Men are an absolutely different species. God didn't make us "persons." He made us "male and female" (Genesis 1:27). This is wonderful and beautiful (as well as confusing and frustrating). Most wives want a husband who can respond to their unique moods, needs, and desires. Likewise, a wife who understands her husband's legitimate, godly, physical needs and then responds to them is a rare jewel.

So coming back from your 13th Anniversary, you may be thinking, "We had a great weekend together. I spent time pleasuring him. I'm happy and satisfied. But now he talks about wanting more! Isn't he ever satisfied? What's wrong with him?!"

There's nothing wrong with him. Just remember he's an alien. A different species with different needs.

So what would an understanding, loving wife do?

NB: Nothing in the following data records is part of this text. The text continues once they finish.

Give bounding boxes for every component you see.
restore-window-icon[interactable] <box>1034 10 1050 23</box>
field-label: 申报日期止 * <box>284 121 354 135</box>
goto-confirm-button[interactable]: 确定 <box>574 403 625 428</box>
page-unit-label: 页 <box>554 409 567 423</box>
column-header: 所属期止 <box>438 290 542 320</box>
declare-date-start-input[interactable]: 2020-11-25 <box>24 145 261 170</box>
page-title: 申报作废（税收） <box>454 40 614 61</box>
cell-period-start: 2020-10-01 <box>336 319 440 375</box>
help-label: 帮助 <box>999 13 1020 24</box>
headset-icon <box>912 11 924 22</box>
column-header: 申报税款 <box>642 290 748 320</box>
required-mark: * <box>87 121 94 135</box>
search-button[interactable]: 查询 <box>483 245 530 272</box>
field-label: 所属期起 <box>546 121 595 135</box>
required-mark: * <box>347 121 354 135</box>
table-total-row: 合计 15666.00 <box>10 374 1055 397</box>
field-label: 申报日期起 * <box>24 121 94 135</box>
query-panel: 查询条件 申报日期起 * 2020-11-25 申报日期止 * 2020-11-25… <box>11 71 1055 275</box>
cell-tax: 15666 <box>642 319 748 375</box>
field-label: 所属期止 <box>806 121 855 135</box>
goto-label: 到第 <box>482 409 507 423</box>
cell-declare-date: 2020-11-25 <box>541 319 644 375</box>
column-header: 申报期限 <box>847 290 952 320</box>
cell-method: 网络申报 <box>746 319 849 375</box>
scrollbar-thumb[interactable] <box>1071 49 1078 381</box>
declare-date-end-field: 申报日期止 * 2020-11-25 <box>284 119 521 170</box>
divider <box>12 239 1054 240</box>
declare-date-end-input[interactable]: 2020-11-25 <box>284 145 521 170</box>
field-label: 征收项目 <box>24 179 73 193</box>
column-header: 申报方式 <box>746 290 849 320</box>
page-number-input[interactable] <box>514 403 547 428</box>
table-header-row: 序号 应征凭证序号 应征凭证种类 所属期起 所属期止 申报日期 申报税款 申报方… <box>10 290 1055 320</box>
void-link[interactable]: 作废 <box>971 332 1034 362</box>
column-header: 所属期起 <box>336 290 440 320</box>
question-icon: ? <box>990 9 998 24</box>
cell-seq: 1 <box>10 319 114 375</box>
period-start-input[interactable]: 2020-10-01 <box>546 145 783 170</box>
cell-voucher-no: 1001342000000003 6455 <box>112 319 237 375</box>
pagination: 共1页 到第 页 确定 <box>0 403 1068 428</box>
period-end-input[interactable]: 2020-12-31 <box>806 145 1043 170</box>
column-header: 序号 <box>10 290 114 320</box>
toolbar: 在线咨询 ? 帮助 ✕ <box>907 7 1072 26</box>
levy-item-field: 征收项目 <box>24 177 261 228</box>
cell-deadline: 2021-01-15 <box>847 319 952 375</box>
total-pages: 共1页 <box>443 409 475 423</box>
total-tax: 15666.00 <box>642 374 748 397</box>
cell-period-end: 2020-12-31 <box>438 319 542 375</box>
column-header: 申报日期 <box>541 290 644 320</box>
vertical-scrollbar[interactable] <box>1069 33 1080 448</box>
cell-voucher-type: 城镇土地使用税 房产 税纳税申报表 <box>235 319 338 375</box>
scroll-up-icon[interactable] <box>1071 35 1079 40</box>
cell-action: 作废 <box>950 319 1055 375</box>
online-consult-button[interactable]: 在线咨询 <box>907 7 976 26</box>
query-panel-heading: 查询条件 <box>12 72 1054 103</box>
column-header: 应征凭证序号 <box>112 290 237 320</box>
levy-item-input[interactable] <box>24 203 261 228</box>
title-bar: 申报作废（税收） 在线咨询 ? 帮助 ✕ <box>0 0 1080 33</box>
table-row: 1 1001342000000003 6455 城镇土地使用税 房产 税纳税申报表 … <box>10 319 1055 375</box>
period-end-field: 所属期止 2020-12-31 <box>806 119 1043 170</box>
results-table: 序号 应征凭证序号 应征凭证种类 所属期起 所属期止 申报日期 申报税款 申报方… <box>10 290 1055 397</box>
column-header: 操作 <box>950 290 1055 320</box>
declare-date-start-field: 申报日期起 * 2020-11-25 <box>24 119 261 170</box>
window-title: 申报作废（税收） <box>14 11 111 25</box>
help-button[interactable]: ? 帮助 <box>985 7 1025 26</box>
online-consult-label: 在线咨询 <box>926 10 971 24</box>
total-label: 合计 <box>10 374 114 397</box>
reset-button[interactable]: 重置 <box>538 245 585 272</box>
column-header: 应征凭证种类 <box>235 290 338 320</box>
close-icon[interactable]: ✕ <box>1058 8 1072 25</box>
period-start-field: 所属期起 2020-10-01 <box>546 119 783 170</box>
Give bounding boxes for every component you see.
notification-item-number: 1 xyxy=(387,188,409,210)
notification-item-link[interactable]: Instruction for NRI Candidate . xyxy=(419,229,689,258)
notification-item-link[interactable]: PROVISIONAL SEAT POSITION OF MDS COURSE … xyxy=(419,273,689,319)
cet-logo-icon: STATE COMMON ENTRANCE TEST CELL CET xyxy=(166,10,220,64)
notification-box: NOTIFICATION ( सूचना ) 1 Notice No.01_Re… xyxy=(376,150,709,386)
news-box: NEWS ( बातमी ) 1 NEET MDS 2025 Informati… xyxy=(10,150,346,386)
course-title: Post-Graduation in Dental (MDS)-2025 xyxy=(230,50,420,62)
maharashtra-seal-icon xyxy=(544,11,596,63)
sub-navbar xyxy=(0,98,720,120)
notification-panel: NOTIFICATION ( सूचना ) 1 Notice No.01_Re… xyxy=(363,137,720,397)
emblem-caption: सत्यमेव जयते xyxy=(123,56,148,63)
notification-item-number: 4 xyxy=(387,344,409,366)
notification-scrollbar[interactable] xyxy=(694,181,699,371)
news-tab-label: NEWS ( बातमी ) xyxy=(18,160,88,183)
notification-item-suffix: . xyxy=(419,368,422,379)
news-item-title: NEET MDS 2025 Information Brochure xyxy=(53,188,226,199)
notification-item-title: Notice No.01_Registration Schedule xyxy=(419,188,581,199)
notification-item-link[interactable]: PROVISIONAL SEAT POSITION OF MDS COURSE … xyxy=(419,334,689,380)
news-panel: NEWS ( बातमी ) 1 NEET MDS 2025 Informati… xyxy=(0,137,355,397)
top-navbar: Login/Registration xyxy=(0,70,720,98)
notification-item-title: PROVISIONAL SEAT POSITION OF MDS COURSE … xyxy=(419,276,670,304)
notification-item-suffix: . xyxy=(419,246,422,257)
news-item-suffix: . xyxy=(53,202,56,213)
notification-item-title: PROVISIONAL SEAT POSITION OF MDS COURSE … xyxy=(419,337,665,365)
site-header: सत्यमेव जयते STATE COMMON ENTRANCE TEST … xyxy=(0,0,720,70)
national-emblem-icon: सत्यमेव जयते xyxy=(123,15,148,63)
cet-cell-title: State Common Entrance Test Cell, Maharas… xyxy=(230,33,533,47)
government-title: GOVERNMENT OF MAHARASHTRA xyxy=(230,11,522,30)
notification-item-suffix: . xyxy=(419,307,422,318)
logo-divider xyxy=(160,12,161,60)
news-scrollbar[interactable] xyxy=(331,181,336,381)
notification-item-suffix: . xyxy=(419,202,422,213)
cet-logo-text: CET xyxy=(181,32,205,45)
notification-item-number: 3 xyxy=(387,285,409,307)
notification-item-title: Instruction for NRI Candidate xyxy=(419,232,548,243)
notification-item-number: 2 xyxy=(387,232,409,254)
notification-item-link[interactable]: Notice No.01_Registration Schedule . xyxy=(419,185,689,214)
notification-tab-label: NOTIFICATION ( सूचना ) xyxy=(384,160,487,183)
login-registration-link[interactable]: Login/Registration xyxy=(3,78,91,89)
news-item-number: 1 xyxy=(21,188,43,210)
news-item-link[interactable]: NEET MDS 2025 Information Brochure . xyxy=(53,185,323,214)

Might she tell him to pull off the road and find a secluded spot, so they can caress one another (Genesis 26:8) one last time before reentering the rat race of American life?

A woman who comprehends her mate's sexual biology will have a husband who thinks he's got the most understanding wife in the world! He will probably start trying to understand her more. And he will likely be there for her on their 26th anniversary, because there is no other women who knows his needs and loves him the way his wife does.